Des rails

Je ne regarderais pas les étoiles ce soir, non que je fasse la tête au ciel, mais j'en ai ma claque des planqués qui zieutent, tranquilles, de là haut, sans jamais se pencher. Alors, non, je n'ouvrirai pas la fenêtre, mais si je pouvais, si j'avais le courage de trainer ma carcasse et ma chienne, c'est près d'une voie ferrée que j'irais m'asseoir et regarder. Je poserais mes fesses sur une pierre et je regarderais les deux grandes barres parallèles de fer. Ces deux grandes barres que les hommes aiment et qu'ils suivent pour avoir l'air de ne jamais trainer de chaines. Certains fuient, d'autres cherchent, la plupart se contentent de relier des points déjà tracés, mais tous aiment ça, être en mouvement, ça leur donne le sentiment d'être vivant. D'ailleurs, pour eux, une voie ferrée ça n'a de sens que quand ça les mène où ils veulent aller (oui, c'est comme ça l'humain, c'est souvent petit quand ça dit aimer, mais par chance les choses sont moins bornées)

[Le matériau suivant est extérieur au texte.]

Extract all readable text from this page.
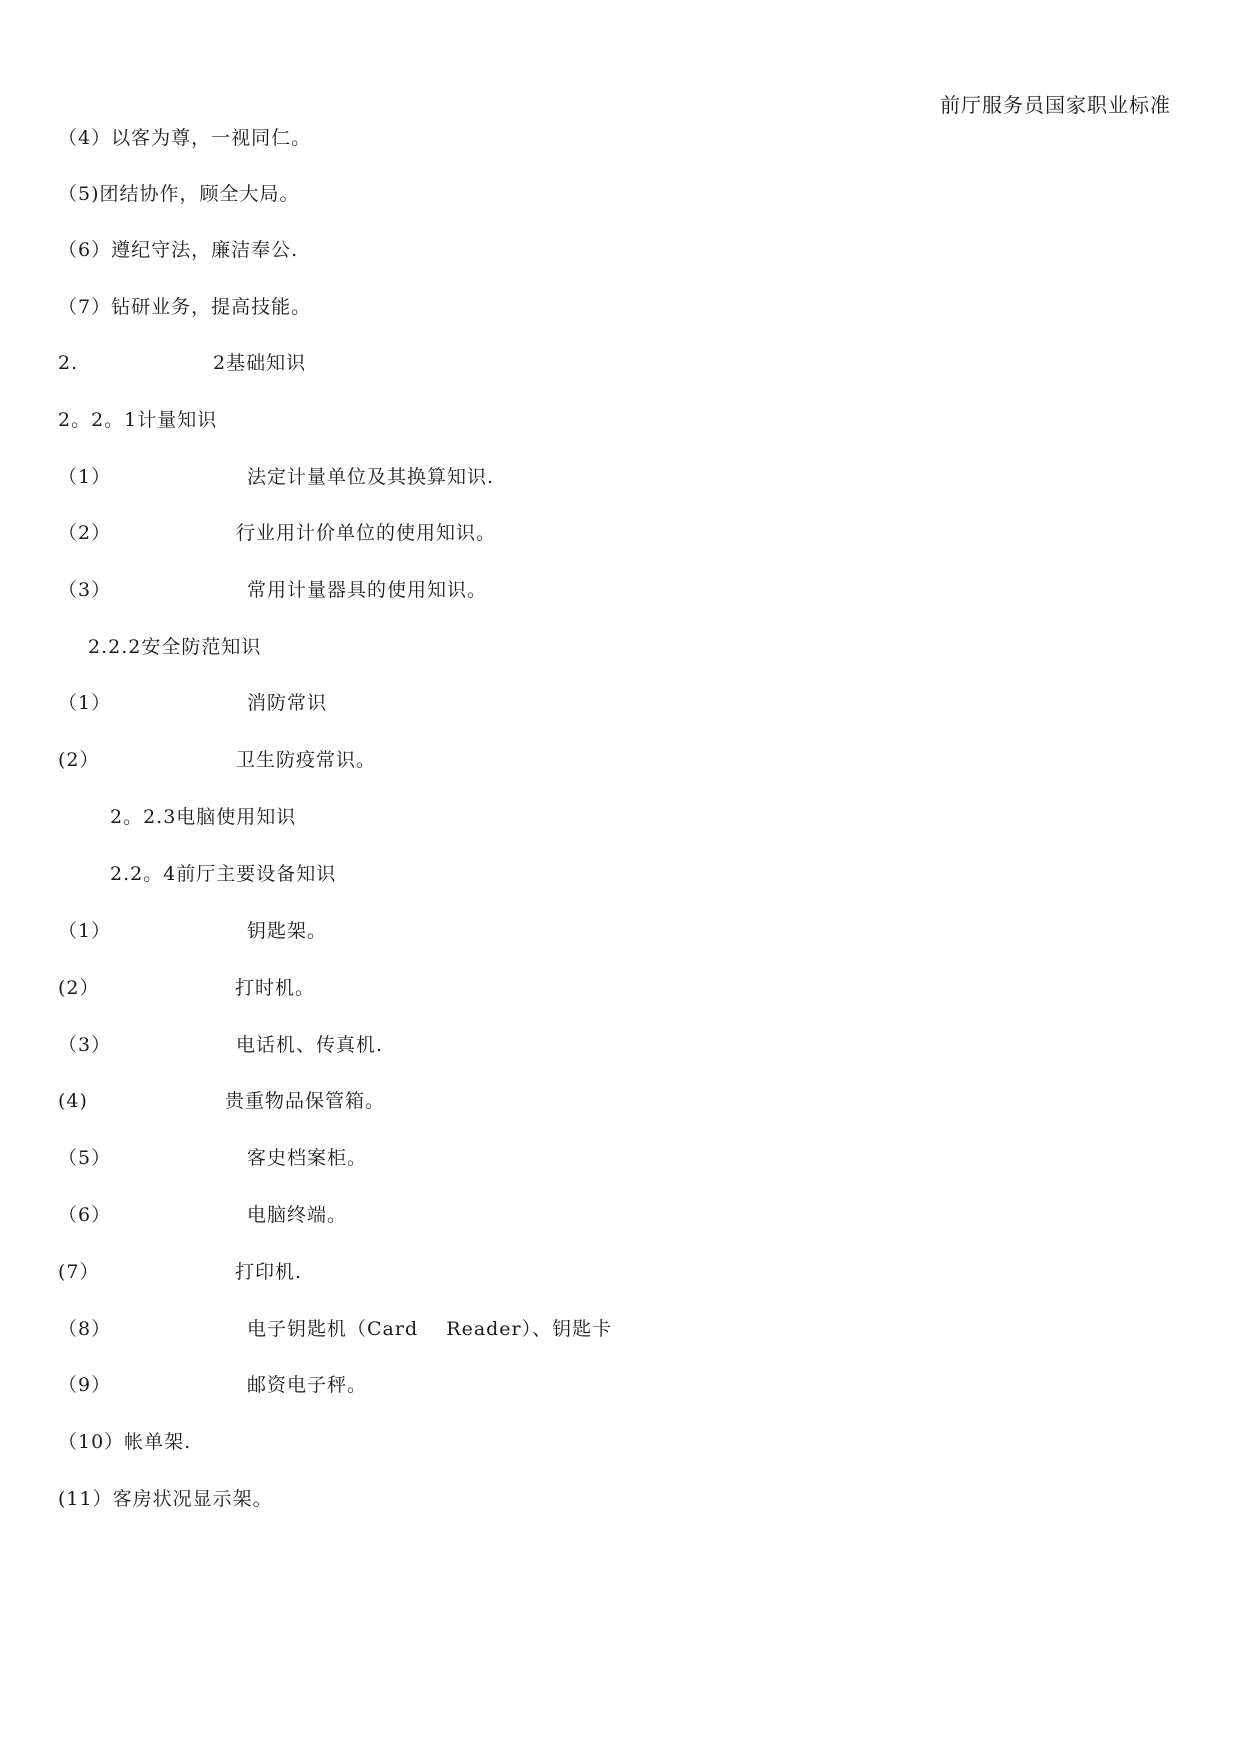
前厅服务员国家职业标准
（4）以客为尊，一视同仁。
（5)团结协作，顾全大局。
（6）遵纪守法，廉洁奉公.
（7）钻研业务，提高技能。
2.	2基础知识
2。2。1计量知识
（1）	法定计量单位及其换算知识.
（2）	行业用计价单位的使用知识。
（3）	常用计量器具的使用知识。
2.2.2安全防范知识
（1）	消防常识
(2）	卫生防疫常识。
2。2.3电脑使用知识
2.2。4前厅主要设备知识
（1）	钥匙架。
(2）	打时机。
（3）	电话机、传真机.
(4)	贵重物品保管箱。
（5）	客史档案柜。
（6）	电脑终端。
(7）	打印机.
（8）	电子钥匙机（Card    Reader）、钥匙卡
（9）	邮资电子秤。
（10）帐单架.
(11）客房状况显示架。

Moi, je me fiche de bouger, j'aimerais juste rester immobile, assise, parallèle à la voie ferrée. Toutes les deux, on se mettrait alors à voyager, loin, très loin, sans peur de dérailler. Je regarderais ses bouts de bois, ses cailloux, ses rivets, ce serait aussi beau qu'une voie lactée. Elle, elle se coucherait fatiguée à mes pieds qu'elle remercierait, je crois, de ne pas trépigner. Je lui raconterais tout et n'importe quoi, désherberais gentiment son gravier pendant qu'elle s'amuserait a faire des nœuds à mes lacets pour m'empêcher de tomber. Je lui dirais que les étoiles m'indiffèrent avec leurs petites gueules d'anges bien rasés, que je préfère cent fois ses travers à elle, ses clous tordus et ses petits escargots collés. Je lui dirais encore que continuer de marcher, parfois, ça me fatigue tant que je voudrais m'arrêter, me poser dans l'herbe, comme elle, et laisser les autres le faire puisque ça leur plait tellement d'avancer. Elle ne répondrait rien, bien sûr, mais on n'aurait pas besoin de bruit pour s'écouter. Et quand, tout au bout de sa voie, on entendrait le train arriver, elle me laisserait jouer les fiancées et me coucher tranquille entre ses deux bras rouillés.